Plant & Animal Genomes XIV Conference Plant & Animal Genomes XIV ConferenceJanuary 14-18, 2006
Town & Country Convention Center
San Diego, CA
J. N. Petitte , Q. Wu , S.L. Pardue , S. Borwornpinyo , C. Giamario , P.E. Mozdziak
Transgenic chickens were produced using an SNV-based vector carrying a nuclear-localized lacZ, and birds expressing bacterial beta-galactosidase were generated (Mozdziak et al. 2003, Dev. Dyn. 226: 439-445). Further characterization of beta-galactosidase expression and complete detailing of the proviral insertion event has now been performed on the transgenic birds. Genomic sequences flanking the retroviral insertion site were identified using inverse-PCR, homozygous individuals were identified using PCR-based genotyping, and beta-galactosidase expression was evaluated using Western analysis and histochemistry. Based upon the current draft of the chicken genome, the viral insertion carrying the lacZ gene was found on chromosome 11 within intron 1 of the predicted gene for fractalkine/neurotactin (CX3CL1). RT-PCR analysis of fractalkine expression in wild-type birds confirmed the predicted genomic structure.
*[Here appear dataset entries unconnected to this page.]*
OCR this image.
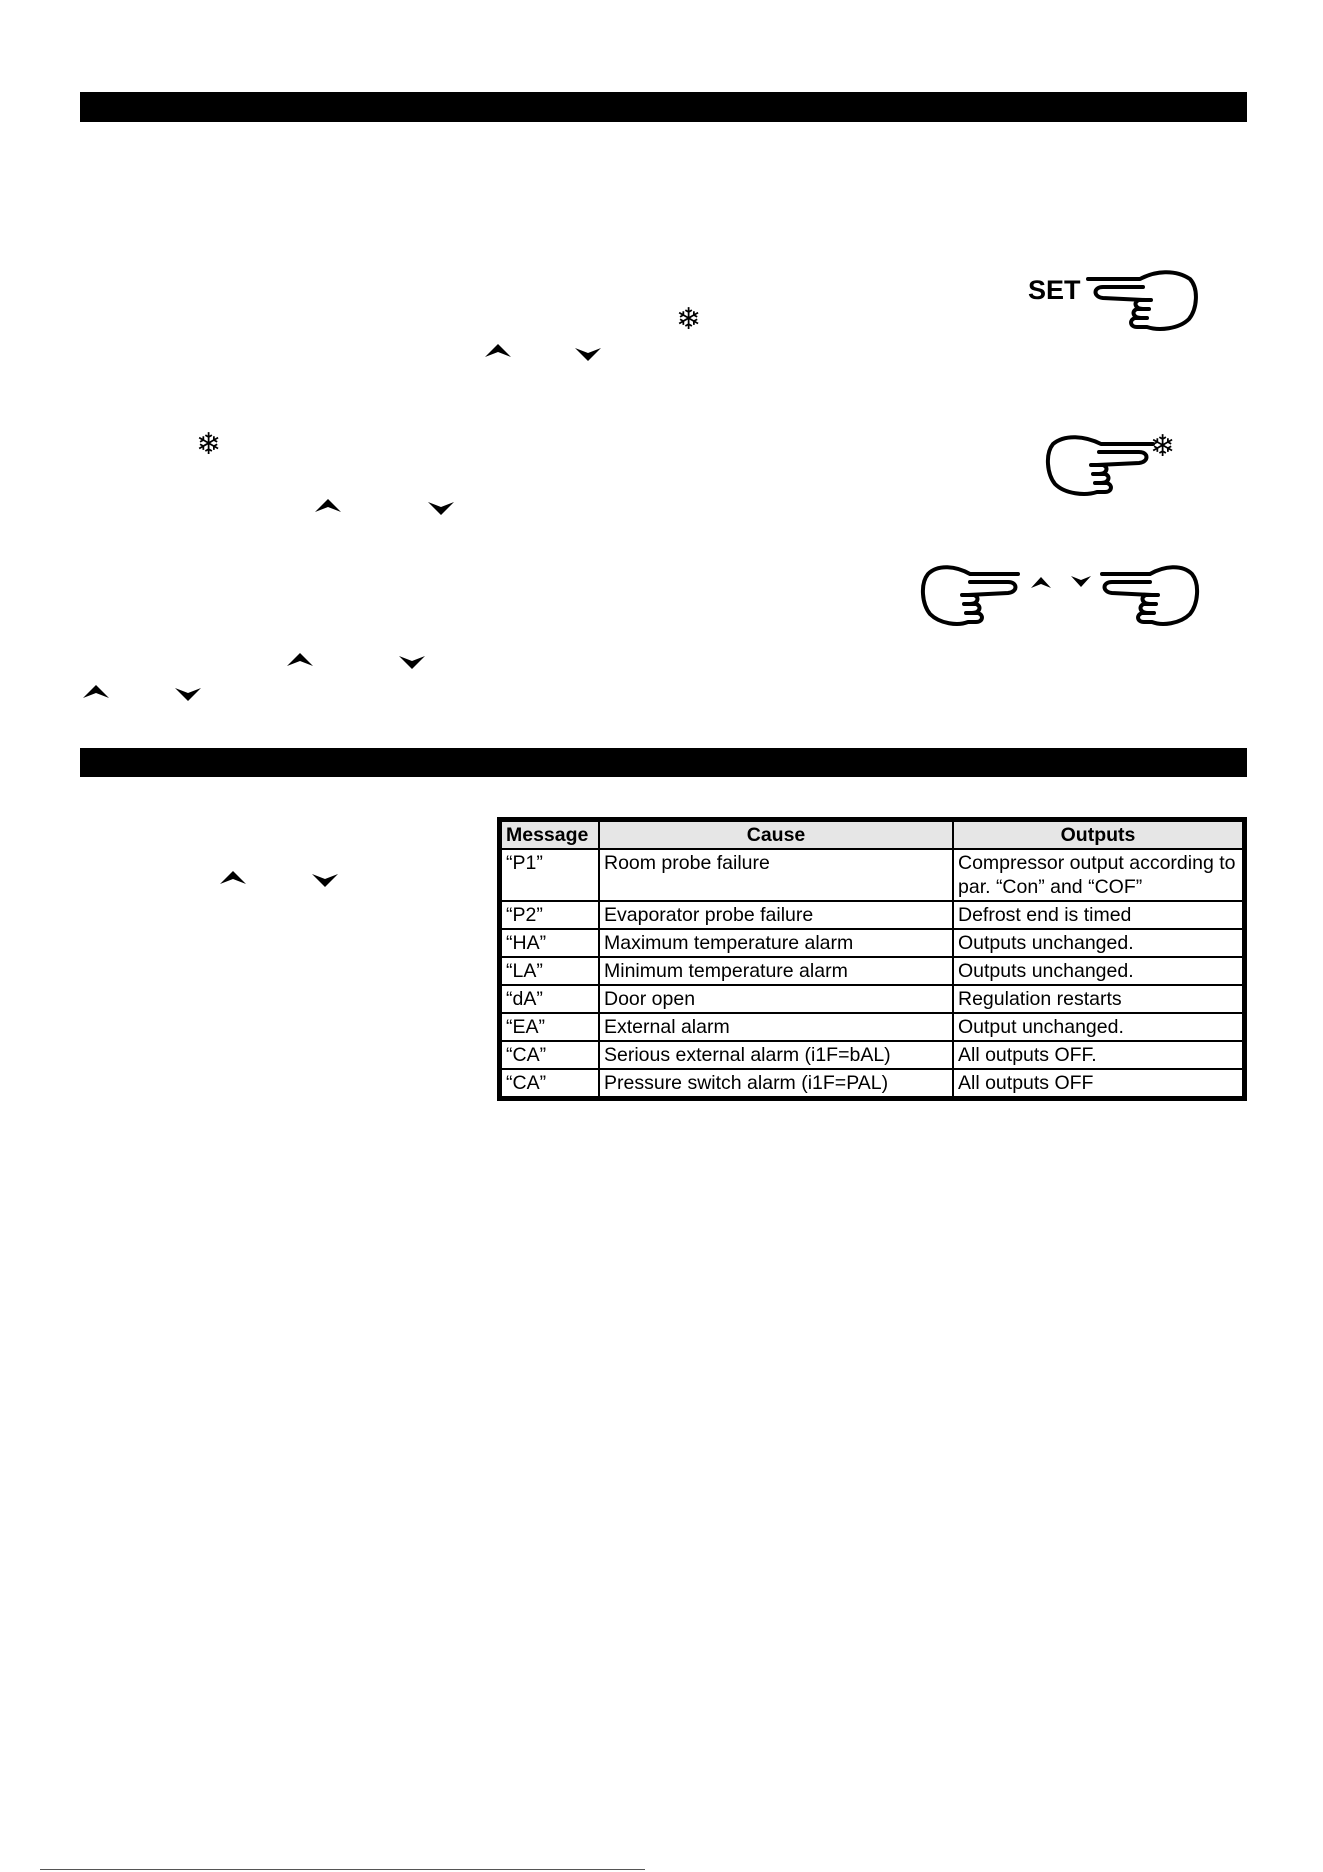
SET
❄
❄	❄
Message	Cause	Outputs
“P1”	Room probe failure	Compressor output according to par. “Con” and “COF”
“P2”	Evaporator probe failure	Defrost end is timed
“HA”	Maximum temperature alarm	Outputs unchanged.
“LA”	Minimum temperature alarm	Outputs unchanged.
“dA”	Door open	Regulation restarts
“EA”	External alarm	Output unchanged.
“CA”	Serious external alarm (i1F=bAL)	All outputs OFF.
“CA”	Pressure switch alarm (i1F=PAL)	All outputs OFF
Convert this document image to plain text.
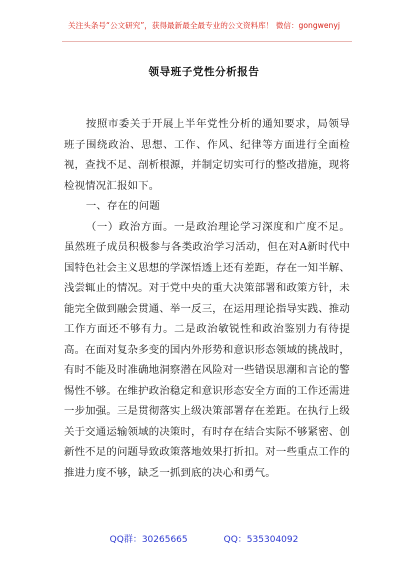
关注头条号“公文研究”，获得最新最全最专业的公文资料库！ 微信：gongwenyj
领导班子党性分析报告

按照市委关于开展上半年党性分析的通知要求，局领导班子围绕政治、思想、工作、作风、纪律等方面进行全面检视，查找不足、剖析根源，并制定切实可行的整改措施，现将检视情况汇报如下。

一、存在的问题

（一）政治方面。一是政治理论学习深度和广度不足。虽然班子成员积极参与各类政治学习活动，但在对A新时代中国特色社会主义思想的学深悟透上还有差距，存在一知半解、浅尝辄止的情况。对于党中央的重大决策部署和政策方针，未能完全做到融会贯通、举一反三，在运用理论指导实践、推动工作方面还不够有力。二是政治敏锐性和政治鉴别力有待提高。在面对复杂多变的国内外形势和意识形态领域的挑战时，有时不能及时准确地洞察潜在风险对一些错误思潮和言论的警惕性不够。在维护政治稳定和意识形态安全方面的工作还需进一步加强。三是贯彻落实上级决策部署存在差距。在执行上级关于交通运输领域的决策时，有时存在结合实际不够紧密、创新性不足的问题导致政策落地效果打折扣。对一些重点工作的推进力度不够，缺乏一抓到底的决心和勇气。

QQ群：30265665	QQ：535304092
When Generation 2 (G2) lacZ -positive hemizgous birds were inter-mated to generate 361 G3 progeny, 97 (26.9%) were wild-type non-transgenic, 182 (50.4%) were hemizygous for lacZ , and 82 (22.7%) were homozyous for lacZ. Histochemical analysis revealed beta-galactosidase activity in most tissues, and western analysis suggests the highest expression in the muscle and liver. In addition, it appears that fractalkine mRNA expression is absent from the brain of homozygous transgenic individuals, suggesting that the birds are also an insertional knockout for fractalkine. With the identification of homozygous birds, the line is now designated NCSU-Blue1.